実は、以前から、夢の中で誰かに抱き締められたり、誰かに触れたりして、人肌やその温度をはっきり感じて起きた後でも鮮明に残っていることがある。


例えば、おねしょをしてしまった時、同時に夢の中でも『 トイレに行きたいのに間に合わなくて…… 』というシチュエーションだったりすることがあると思う。

また、夢の中で鳴っている目覚まし時計を何度も何度も止めようとしてるのにまったく止まらず、現実でも枕元で目覚まし時計が鳴り響ている、とか。

暑い砂漠のようなと所にいて汗だくでたまらない夢を見て起きてみたら、暖房が効きすぎて実際に汗をかいていた、とか。

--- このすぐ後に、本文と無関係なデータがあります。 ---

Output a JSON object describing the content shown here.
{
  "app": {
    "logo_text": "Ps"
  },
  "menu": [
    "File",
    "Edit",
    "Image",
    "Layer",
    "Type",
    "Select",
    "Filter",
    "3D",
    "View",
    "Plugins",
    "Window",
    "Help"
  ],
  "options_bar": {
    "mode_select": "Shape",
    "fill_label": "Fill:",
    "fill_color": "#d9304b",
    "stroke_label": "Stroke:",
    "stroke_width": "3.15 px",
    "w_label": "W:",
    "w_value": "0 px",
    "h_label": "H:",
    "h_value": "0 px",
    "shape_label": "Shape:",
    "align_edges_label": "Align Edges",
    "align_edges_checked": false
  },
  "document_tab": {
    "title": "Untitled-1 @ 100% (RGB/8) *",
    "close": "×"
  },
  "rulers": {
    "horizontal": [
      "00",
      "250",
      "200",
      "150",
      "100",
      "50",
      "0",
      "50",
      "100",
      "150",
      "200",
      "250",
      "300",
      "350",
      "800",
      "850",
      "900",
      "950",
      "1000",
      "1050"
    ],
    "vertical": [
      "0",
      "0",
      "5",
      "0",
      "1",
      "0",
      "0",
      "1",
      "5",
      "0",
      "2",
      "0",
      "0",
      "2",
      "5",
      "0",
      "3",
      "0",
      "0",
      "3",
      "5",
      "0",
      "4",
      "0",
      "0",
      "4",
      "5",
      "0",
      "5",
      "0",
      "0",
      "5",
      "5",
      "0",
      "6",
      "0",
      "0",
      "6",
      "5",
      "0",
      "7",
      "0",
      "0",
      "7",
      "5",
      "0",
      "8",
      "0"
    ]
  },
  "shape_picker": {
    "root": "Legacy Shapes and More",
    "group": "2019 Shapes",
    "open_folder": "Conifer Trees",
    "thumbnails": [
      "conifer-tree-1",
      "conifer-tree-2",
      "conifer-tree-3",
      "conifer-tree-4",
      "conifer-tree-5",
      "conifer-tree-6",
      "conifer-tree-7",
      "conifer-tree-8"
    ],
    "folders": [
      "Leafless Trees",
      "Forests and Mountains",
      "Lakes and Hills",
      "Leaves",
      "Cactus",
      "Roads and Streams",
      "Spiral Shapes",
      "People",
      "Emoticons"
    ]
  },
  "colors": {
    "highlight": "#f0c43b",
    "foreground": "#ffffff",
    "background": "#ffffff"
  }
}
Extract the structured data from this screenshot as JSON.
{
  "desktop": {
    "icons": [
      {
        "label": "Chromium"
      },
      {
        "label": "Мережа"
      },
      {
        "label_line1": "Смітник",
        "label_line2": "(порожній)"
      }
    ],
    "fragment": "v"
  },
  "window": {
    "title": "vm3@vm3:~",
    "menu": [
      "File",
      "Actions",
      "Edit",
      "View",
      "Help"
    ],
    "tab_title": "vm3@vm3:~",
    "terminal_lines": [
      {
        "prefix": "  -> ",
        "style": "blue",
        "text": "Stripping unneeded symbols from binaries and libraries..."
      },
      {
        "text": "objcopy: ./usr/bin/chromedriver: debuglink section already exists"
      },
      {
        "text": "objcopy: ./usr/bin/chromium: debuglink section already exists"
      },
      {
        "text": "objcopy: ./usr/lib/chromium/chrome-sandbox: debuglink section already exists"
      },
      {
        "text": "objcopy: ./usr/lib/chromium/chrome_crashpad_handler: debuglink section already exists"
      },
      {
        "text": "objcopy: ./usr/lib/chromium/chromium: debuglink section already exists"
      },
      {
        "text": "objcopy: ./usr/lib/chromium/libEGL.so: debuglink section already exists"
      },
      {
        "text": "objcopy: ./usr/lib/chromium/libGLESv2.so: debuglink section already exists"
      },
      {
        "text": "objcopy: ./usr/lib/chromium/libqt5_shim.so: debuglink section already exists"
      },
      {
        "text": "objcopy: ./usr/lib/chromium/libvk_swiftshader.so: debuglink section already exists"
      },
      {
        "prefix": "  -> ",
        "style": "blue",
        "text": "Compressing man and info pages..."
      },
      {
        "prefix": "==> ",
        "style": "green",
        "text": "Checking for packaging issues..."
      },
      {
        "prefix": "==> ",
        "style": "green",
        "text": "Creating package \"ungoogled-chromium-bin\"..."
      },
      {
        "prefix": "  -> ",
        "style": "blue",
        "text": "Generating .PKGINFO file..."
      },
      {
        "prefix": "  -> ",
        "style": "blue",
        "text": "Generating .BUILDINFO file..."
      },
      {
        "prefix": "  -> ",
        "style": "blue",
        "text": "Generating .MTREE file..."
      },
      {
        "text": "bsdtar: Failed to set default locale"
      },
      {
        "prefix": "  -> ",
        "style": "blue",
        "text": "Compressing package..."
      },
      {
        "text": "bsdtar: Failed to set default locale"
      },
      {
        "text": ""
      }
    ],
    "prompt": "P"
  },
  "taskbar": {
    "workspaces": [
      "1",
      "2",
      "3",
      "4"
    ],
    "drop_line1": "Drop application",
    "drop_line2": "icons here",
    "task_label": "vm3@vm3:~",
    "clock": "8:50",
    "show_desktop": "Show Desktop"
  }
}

でも、それらは間違いなく、身体が実際に感じている状態とリンクするような映像を、脳の中で夢として見ているにすぎない。だから、そんなに不思議に思わない。

けれど、そういうことではなくて、わたしがたまに感じる感覚、特に触覚的なものは、現実とまったリンクしないのだ。
でも、起きた時、あるいは今回のように夢うつつの状態で、触覚としてはっきり感じて残っているものがある。

これらは一体、何に由来するのだろうか?


もともと夢は、日中に脳が受けとった情報を整理するための見るという説がある。
だから、映像的にどんなに不思議な夢を見ても、脳内で情報整理した結果なんだと理解はできる。

そもそも、わたし達人間が『 見ているもの 』は、眼球のレンズに写った物体や映像などが目の底の神経で信号に変換され、神経を伝わり脳内に送られ、そこで『 見ているもの 』として復元された脳内の映像にすぎないらしい。
だから、人に『 見えているもの 』とは、実際に目に写った映像のみならず、脳の中で補完、復元、再生されたもの。
だから、眠っていても、夢という映像を見て記憶に残るのだ。

でも、それと、肌が実際に何かを感じる、というのは違うだろう。
もしも手を叩かれたら、その叩かれた箇所が受けた刺激が脳に伝わって痛みと感じるはずだ。
だから、まず何らかの肌に対する物理的な刺激が必須なんじゃないのだろうか。


と、考えてもよくわからないけど、今のところそれで困ったりしているわけじゃない。

メタなんかがもっと発達したら、メタの世界の中で触れたものを、実際に感じることができたりするのかね?

そうしたら、生身の人間の人肌なんてなくても淋しいことなく、幸せに生きられるかもしれないよね。